Борис Костелянец - Драма и действие. Лекции по теории драмы
Так называемая «эстетическая рама» побуждала зрителя пристально всматриваться в происходящее, концентрируя и обостряя его внимание, стимулируя все его способности восприятия, требуя от него эмоционально-нравственной, идейной оценки того, что ему показывали. На зрителя «Эдипа» Софокл возлагал огромное бремя и тем самым предельно активизировал его возможности, обрушивал на него сложнейшую совокупность впечатлений, в итоге дававших нравственно-эстетический эффект.
В замечательной работе об Эсхиле А. Ф. Лосев, подводя итоги своего подробного анализа творчества великого трагика, замечает: «В сравнении с эпосом и почти всей лирикой отношение у Эсхила отдельного человека как ко всей истории, так и к божеству, несомненно уже является проблемой, решаемой в определенном направлении, в то время как раньше это отношение только фактически изображалось, но вовсе не было предметом углубленной рефлексии»[58]. Эту характеристику можно распространить и на Софокла, хотя, разумеется, проблему взаимоотношений человека с объективным ходом истории автор «Царя Эдипа» решает иначе, чем Эсхил.
Развивая свою мысль, А. Ф. Лосев видит гениальность автора «Орестеи» в том, как он постиг и изобразил «диалектику роковой необходимости и героической свободы»[59]. Эту характеристику можно распространить и на автора «Царя Эдипа». А на примере «Ифигении в Авлиде» мы убедимся, что диалектика роковой необходимости и героической свободы была в центре внимания и Еврипида.
Говоря о главной проблеме Эсхила, да и главной проблеме всей античной трагедии, выдающийся знаток античности, античной мифологии и литературы констатирует, что «мифология у Эсхила, строго говоря, играет только служебную роль, являясь выразительницей идей, уходящих далеко за пределы всякого антропоморфизма»[60]. Да, разумеется, художественное постижение диалектики необходимости и свободы — нечто новое, внесенное именно трагедией в историю искусства. Это не было и не могло быть предметом изображения в мифе и стало призванием античной, а затем и трагедии нового времени.

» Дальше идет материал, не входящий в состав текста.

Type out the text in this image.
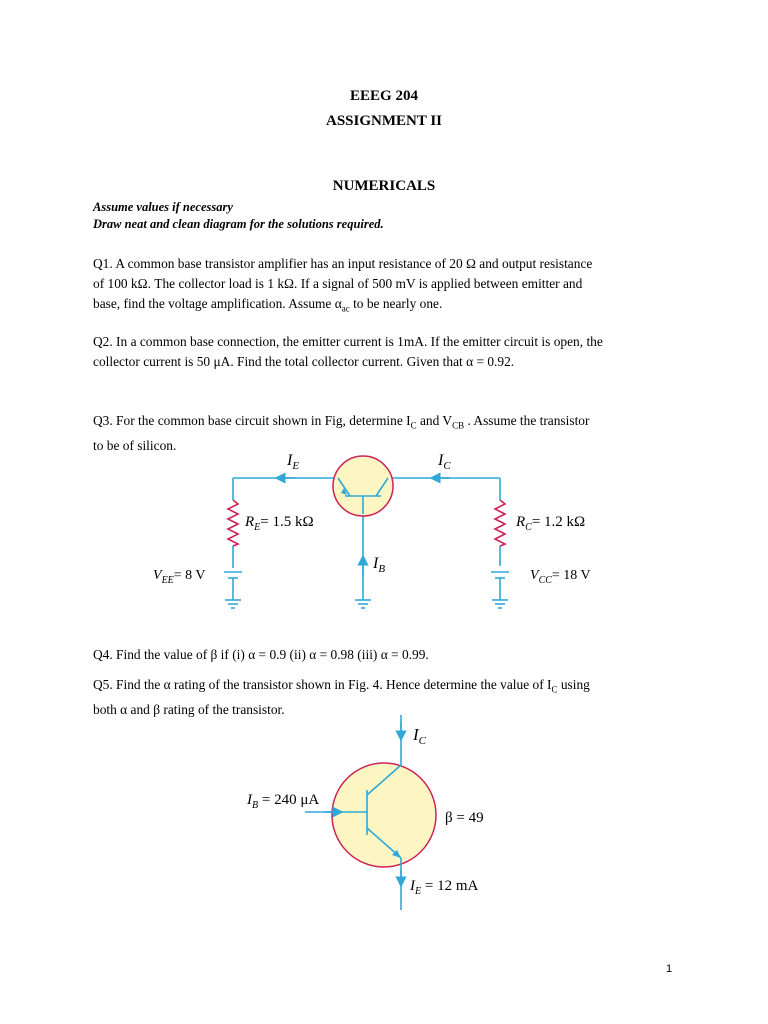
EEEG 204
ASSIGNMENT II
NUMERICALS
Assume values if necessary
Draw neat and clean diagram for the solutions required.
Q1. A common base transistor amplifier has an input resistance of 20 Ω and output resistance
of 100 kΩ. The collector load is 1 kΩ. If a signal of 500 mV is applied between emitter and
base, find the voltage amplification. Assume $\alpha_{ac}$ to be nearly one.
Q2. In a common base connection, the emitter current is 1mA. If the emitter circuit is open, the
collector current is 50 μA. Find the total collector current. Given that α = 0.92.
Q3. For the common base circuit shown in Fig, determine $I_C$ and $V_{CB}$ . Assume the transistor
to be of silicon.
$I_E$	$I_C$
$I_B$
$R_E= 1.5$ kΩ	$R_C= 1.2$ kΩ
$V_{EE}= 8$ V	$V_{CC}= 18$ V
Q4. Find the value of β if (i) α = 0.9 (ii) α = 0.98 (iii) α = 0.99.
Q5. Find the α rating of the transistor shown in Fig. 4. Hence determine the value of $I_C$ using
both α and β rating of the transistor.
$I_C$
$I_B = 240$ μA
β = 49
$I_E = 12$ mA
1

Если дело обстоит таким образом, то нет оснований отождествлять идеи трагедии с религиозно-мифологическими представлениями. Своего зрителя трагедия вела не только к постижению величия этих представлений, она вводила его в круг новых проблем. Когда зритель становился соучастником процесса, в котором герой проявлял свою самостоятельность и самодеятельность, свой характер и совершал при этом «большую», «творческую», содержательную, во многом оправданную ошибку; когда зритель постигал, что расплата за нее свидетельствует о власти закономерностей, отдельному человеку неподвластных, — все это вместе взятое и приобщало его к диалектике свободы и необходимости. Зрелище героической свободы в ее состязании с необходимостью не могло не вызывать в душе зрителя подлинного сострадания к судьбе героя и столь же подлинного наслаждения его поступками.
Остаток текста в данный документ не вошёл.